Mengutip data Dirjen Pengadilan Agama Mahkamah Agung mencatat pertengkaran merupakan penyebab tertinggi pasangan memilih berpisah. Mirisnya, pertengkaran yang dipicu faktor ekonomi sekitar 28,2 persen.

Apa yang menyebabkan rumah tangga mudah retak karena faktor ekonomi? Jawabnya tentu ada banyak faktor ya. Tapi dari banyak kasus perceraian karena finansial ternyata tidak adanya keterbukaan dan pembicaraan tentang finansial sebelum menikah.

Padahal masalah finansial menjadi momok dalam rumah tangga. Nah, berikut ini beberapa topik masalah finansial sebelum menikah yang perlu dipertimbangkan oleh tiap calon pasangan.

1. Gaya hidup

Untuk mengetahui kebiasaan mengelola keuangan memang bisa dilihat dari gaya hidupnya. Atau bagaimana kebiasaan orangtua calon pasangan mengelola keuangan. Tapi ini tidak bisa menjadi patokan. Sebab, masing-masing pribadi memiliki cara untuk mengelola keuangan.

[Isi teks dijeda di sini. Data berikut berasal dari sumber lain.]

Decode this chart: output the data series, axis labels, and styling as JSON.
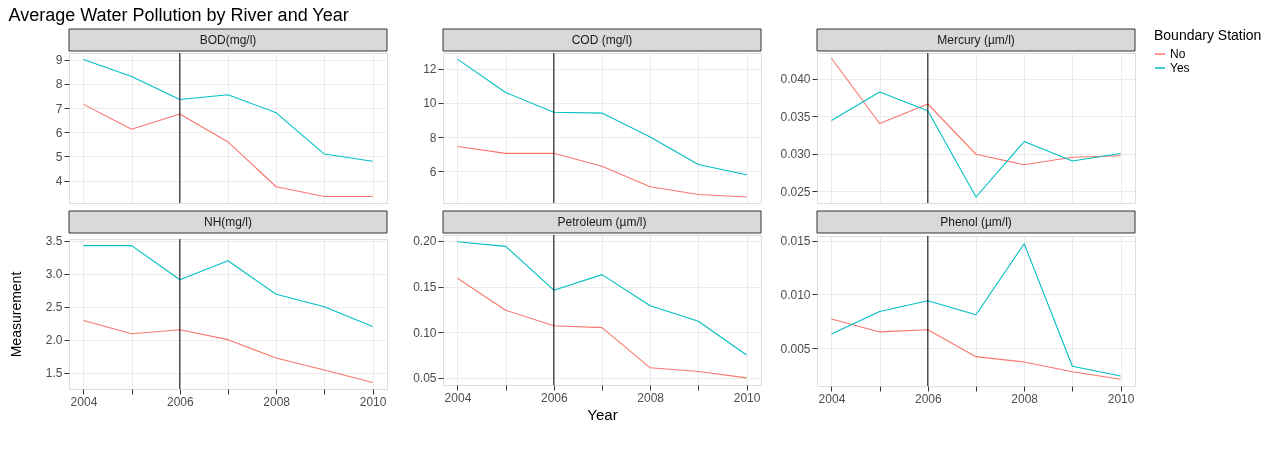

Nah, ada baiknya sebelum menikah soal cara mengelola keuangan perlu diceritakan dengan jujur. Khusus tentang tabungan atau pengeluaran bulan.

Cobalah membicarakan tentang investasi, tabungan atau masalah finansial yang menjadi kekhawatiran terbesar bagi masing-masing pribadi.

Lihat bagaimana masing-masing calon pasangan menyikapi pembicaraan tentang finansial ini. Dari situ akan terlihat bagaimana seseorang mengatur keuangannya untuk masa depan.

2. Pendapatan

Jika di awal tidak ada keterbukaan soal pendapatan akan muncul masalah di kemudian hari. Bahkan menurut kebohongan keuangan menurut penelitian yang dilakukan oleh National Endowment for Financial Education pada 2011, menemukan pada 68 persen kesempatan, 16 persen menyebabkan pernikahan berujung perceraian.

Perlu diketahui berdasarkan UU no 23 tahun 2004 kebohongan finansial termasuk dalam KDRT, yaitu KDRT finansial.

Dengan mengetahui sumber pemasukan masing-masing, baik gaji atau pendapatan lainya, berapa jumlah dan kapan biasanya mendapatkan penghasilan itu akan memudahkan kedua calon mempelai mengetahui gambaran tentang keuangan ketika menikah nantinya.

Keterbukaan sejak awal tentang pendapatn ini juga akan membantu pasangan suami istri menyusun rencana keuangan dan mengantisipasi bilamana pasangan tidak memiliki pendapatan yang pasti.

3. Utang yang dimiliki

Sebelum menikah, disarankan untuk masing masing pribadi jujur perihal utang. Ini merupakan hal penting yang perlu dibahas oleh calon pasangan. Terutama untuk mereka yang hendak menikah tanpa membuat perjanjian pranikah.

Bicarakan dengan terbuka, beban utang yang dimiliki. Utang apa saja berikut dengan jumlah cicilan tiap bulan sampai kapan utang akan berakhir.

Dengan mengetahui beban utang dari masing-masing pasangan akan memahami kondisi keuangan dan cara mengatasinya saat berumah tangga.

4. Tanggungan dalam keluarga

Ini juga perlu dibicarakan, apakah calon pasangan yang akan dinikahi memiliki beban tanggungan dalam keluarga. Misal, apakah calon pasangan tersebut mempunyai tanggung jawab membiayai orang tuanya yang sudah pensiun, atau membiayai sekolah saudara.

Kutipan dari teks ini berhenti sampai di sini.